Rome. La visite de Sebastian Kurz à son homologue italien Giuseppe Conte s’est achevée au terme d’une mini-tournée des capitales européennes, organisée par le jeune leader pour préparer le terrain en vue du rendez-vous tant attendu dans la ville de Mozart. L’unité d’intention manifestée par les deux premiers ministres du Palazzo Chigi ne pouvait masquer la tension latente sur la question de la double nationalité pour les habitants germanophones du Tyrol du Sud (6). Un projet que Vienne déclare vouloir poursuivre sans fuite en avant et de concert avec l’Italie (1), mais que le ministère des affaires étrangères, dirigé par l’expert Enzo Moavero Milanesi, ne manque pas l’occasion de censurer avec une dureté inhabituelle. Le projet autrichien fut en effet qualifié de « revanchisme anachronique », à la veille des élections provinciales (prévues pour le 21 octobre prochain) et du centenaire de la Première Guerre mondiale (7). L’irritation du ministre est si forte que le ministère a précisé dans la même note son intention de ne pas se rendre à Vienne pour un entretien bilatéral avec sa collègue Karin Kneissl.
Les tensions sur le thème du Tyrol du Sud ont également explosé à Bolzano, où le choix de Kurz d’organiser une réunion pour le parti germanophone du Parti populaire sud-tyorlien (SVP) a provoqué la colère des partis de droite italophones (1). La Lega Nord de Matteo Salvini, au contraire, pourrait pour la première fois décider d’entrer dans la majorité menée par le SVP au niveau provincial (3). Un choix sans précédent : dans le passé, le Parti démocrate était l’interlocuteur privilégié des autonomistes.

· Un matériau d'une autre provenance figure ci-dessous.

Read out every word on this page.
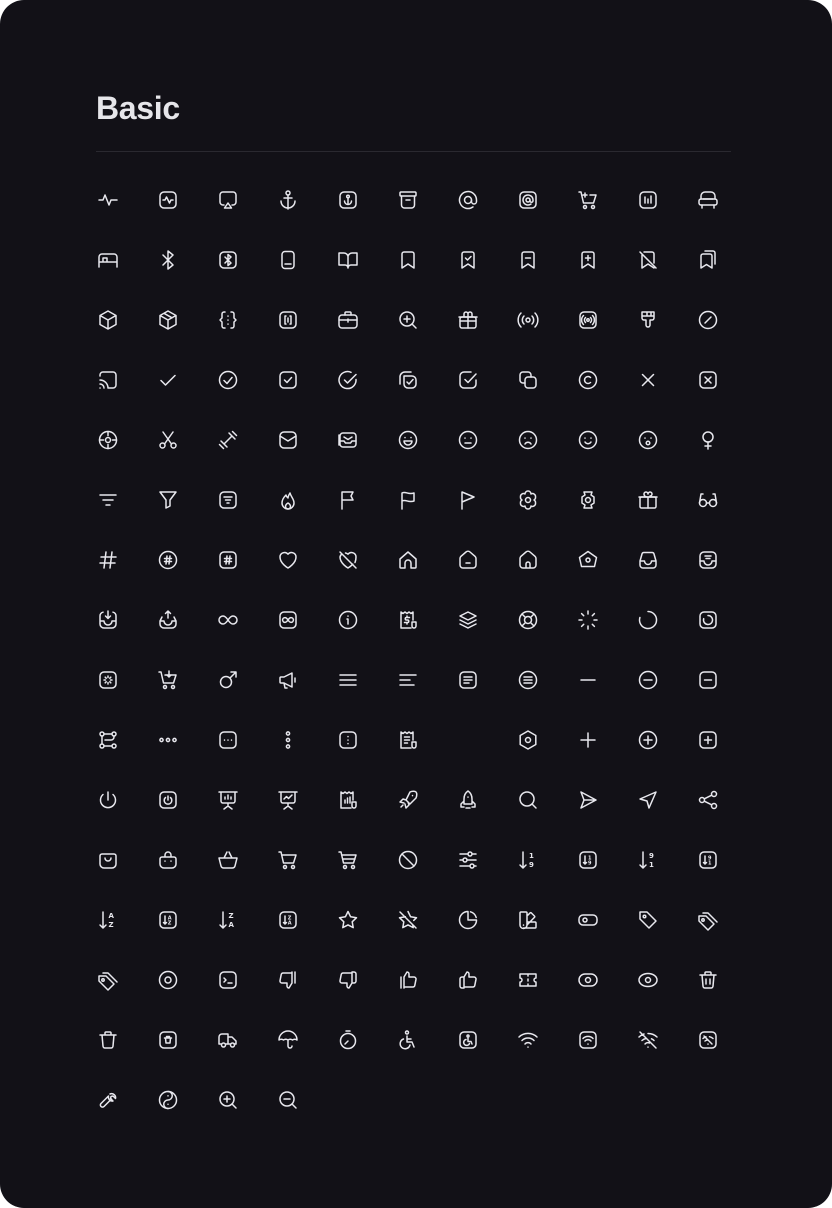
Basic
1
9
1
9
9
1
9
1
A
Z
A
Z
Z
A
Z
A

Pendant ce temps, à Vienne, le prédécesseur de Kurz à la Chancellerie, Christian Kern, a renoncé à la direction de son parti pour viser une candidature social-démocrate pour le prochain président de la Commission européenne. Une annonce faite le même jour et dans la même ville, Salzbourg, où la star de l’ancien challenger n’a pas brillé, lors d’un sommet qui a trahi les attentes de la veille sur les deux dossiers fondamentaux de Brexit et de l’immigration (5).
Perspectives :
- La visite du Chancelier à Rome s’inscrivait dans le cadre d’un processus minutieux de préparation du Sommet de Salzbourg, dont les résultats ont été bien en deçà des attentes. Il est probable que la question du Tyrol du Sud s’imposera de nouveau aux deux ministres des Affaires étrangères, tandis que Kurz se concentrera encore plus sur la nécessité de laisser sa marque sur le semestre de la présidence européenne, sur lequel il a beaucoup misé.

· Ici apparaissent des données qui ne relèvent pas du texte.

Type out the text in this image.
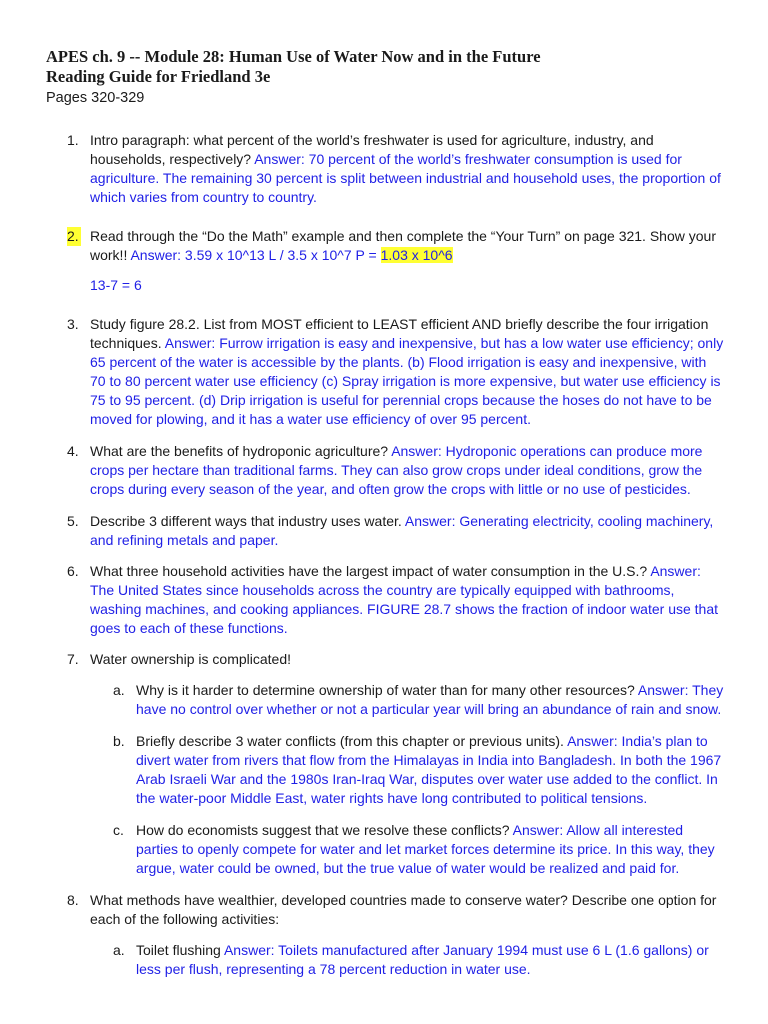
APES ch. 9 -- Module 28: Human Use of Water Now and in the Future
Reading Guide for Friedland 3e
Pages 320-329
1. Intro paragraph: what percent of the world’s freshwater is used for agriculture, industry, and households, respectively? Answer: 70 percent of the world’s freshwater consumption is used for agriculture. The remaining 30 percent is split between industrial and household uses, the proportion of which varies from country to country.
2. Read through the “Do the Math” example and then complete the “Your Turn” on page 321. Show your work!! Answer: 3.59 x 10^13 L / 3.5 x 10^7 P = 1.03 x 10^6
13-7 = 6
3. Study figure 28.2. List from MOST efficient to LEAST efficient AND briefly describe the four irrigation techniques. Answer: Furrow irrigation is easy and inexpensive, but has a low water use efficiency; only 65 percent of the water is accessible by the plants. (b) Flood irrigation is easy and inexpensive, with 70 to 80 percent water use efficiency (c) Spray irrigation is more expensive, but water use efficiency is 75 to 95 percent. (d) Drip irrigation is useful for perennial crops because the hoses do not have to be moved for plowing, and it has a water use efficiency of over 95 percent.
4. What are the benefits of hydroponic agriculture? Answer: Hydroponic operations can produce more crops per hectare than traditional farms. They can also grow crops under ideal conditions, grow the crops during every season of the year, and often grow the crops with little or no use of pesticides.
5. Describe 3 different ways that industry uses water. Answer: Generating electricity, cooling machinery, and refining metals and paper.
6. What three household activities have the largest impact of water consumption in the U.S.? Answer: The United States since households across the country are typically equipped with bathrooms, washing machines, and cooking appliances. FIGURE 28.7 shows the fraction of indoor water use that goes to each of these functions.
7. Water ownership is complicated!
a. Why is it harder to determine ownership of water than for many other resources? Answer: They have no control over whether or not a particular year will bring an abundance of rain and snow.
b. Briefly describe 3 water conflicts (from this chapter or previous units). Answer: India’s plan to divert water from rivers that flow from the Himalayas in India into Bangladesh. In both the 1967 Arab Israeli War and the 1980s Iran-Iraq War, disputes over water use added to the conflict. In the water-poor Middle East, water rights have long contributed to political tensions.
c. How do economists suggest that we resolve these conflicts? Answer: Allow all interested parties to openly compete for water and let market forces determine its price. In this way, they argue, water could be owned, but the true value of water would be realized and paid for.
8. What methods have wealthier, developed countries made to conserve water? Describe one option for each of the following activities:
a. Toilet flushing Answer: Toilets manufactured after January 1994 must use 6 L (1.6 gallons) or less per flush, representing a 78 percent reduction in water use.
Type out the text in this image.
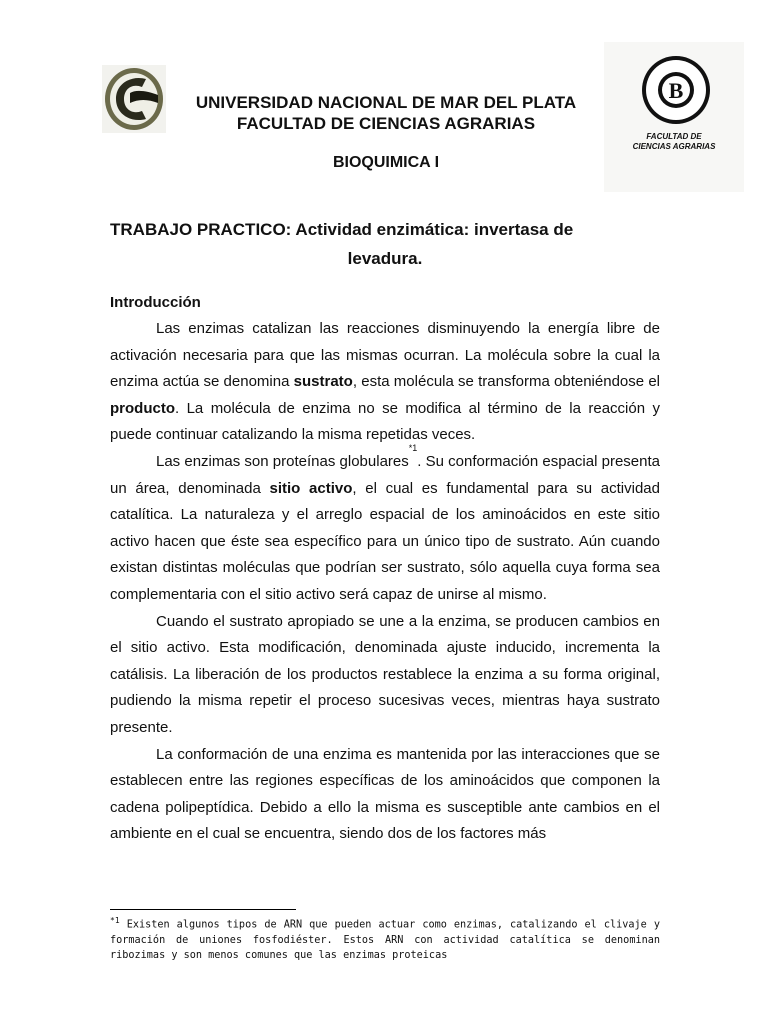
B
FACULTAD DE
CIENCIAS AGRARIAS
UNIVERSIDAD NACIONAL DE MAR DEL PLATA
FACULTAD DE CIENCIAS AGRARIAS
BIOQUIMICA I
TRABAJO PRACTICO: Actividad enzimática: invertasa de
levadura.
Introducción

Las enzimas catalizan las reacciones disminuyendo la energía libre de activación necesaria para que las mismas ocurran. La molécula sobre la cual la enzima actúa se denomina sustrato, esta molécula se transforma obteniéndose el producto. La molécula de enzima no se modifica al término de la reacción y puede continuar catalizando la misma repetidas veces.

Las enzimas son proteínas globulares$^{*1}$. Su conformación espacial presenta un área, denominada sitio activo, el cual es fundamental para su actividad catalítica. La naturaleza y el arreglo espacial de los aminoácidos en este sitio activo hacen que éste sea específico para un único tipo de sustrato. Aún cuando existan distintas moléculas que podrían ser sustrato, sólo aquella cuya forma sea complementaria con el sitio activo será capaz de unirse al mismo.

Cuando el sustrato apropiado se une a la enzima, se producen cambios en el sitio activo. Esta modificación, denominada ajuste inducido, incrementa la catálisis. La liberación de los productos restablece la enzima a su forma original, pudiendo la misma repetir el proceso sucesivas veces, mientras haya sustrato presente.

La conformación de una enzima es mantenida por las interacciones que se establecen entre las regiones específicas de los aminoácidos que componen la cadena polipeptídica. Debido a ello la misma es susceptible ante cambios en el ambiente en el cual se encuentra, siendo dos de los factores más

$^{*1}$ Existen algunos tipos de ARN que pueden actuar como enzimas, catalizando el clivaje y formación de uniones fosfodiéster. Estos ARN con actividad catalítica se denominan ribozimas y son menos comunes que las enzimas proteicas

- Les relations très cordiales entre le SVP et le Parti Populaire de Kurz ne sont pas nouvelles. L’approche la plus intéressante est celle de la Ligue de Matteo Salvini, qui a déplacé son centre de gravité de l’autonomisme d’origine à un nationalisme moderne. Cela pourrait avoir des répercussions en termes de dialogue avec le gouvernement à Rome et de compétitivité, en cas de comparution rendue obligatoire par la loi électorale, lors des prochaines élections européennes (4).
- Kern, et son prédécesseur Werner Faymann, ont longtemps été l’emblème d’une social-démocratie qui semblait résister à l’avancée de la droite au niveau européen. Il sera intéressant de comprendre comment le modèle autrichien, battu en pratique par Kurz et son allié Strache à Vienne, peut être exporté à Bruxelles.
Sources :
- Comunicato stampa del consigliere provinciale Alessandro Urzì, 14 septembre 2018.
- Kurz : doppio passaporto solo con Roma, Ansa, 14 septembre 2018
- GIARELLI Lorenzo, Adesso Salvini parla tedesco, Il Fatto Quotidiano, 7 septembre 2018.
- GONZATO Francesca, Svp-Lega, sirene anche sulle europee, Alto Adige, 12 août 2018.
- HERSZENHORN David M., BARIGAZZI Jacopo, Rocky mountain summit, Politico Europe, 20 septembre 2018.
- Kurz in Rom : Einklang bei Migration, Divergenzen bei Doppelpass, Kurier, 18 septembre 2018.
- Comunicato stampa del Ministero degli Esteri italiano, 17 septembre 2018.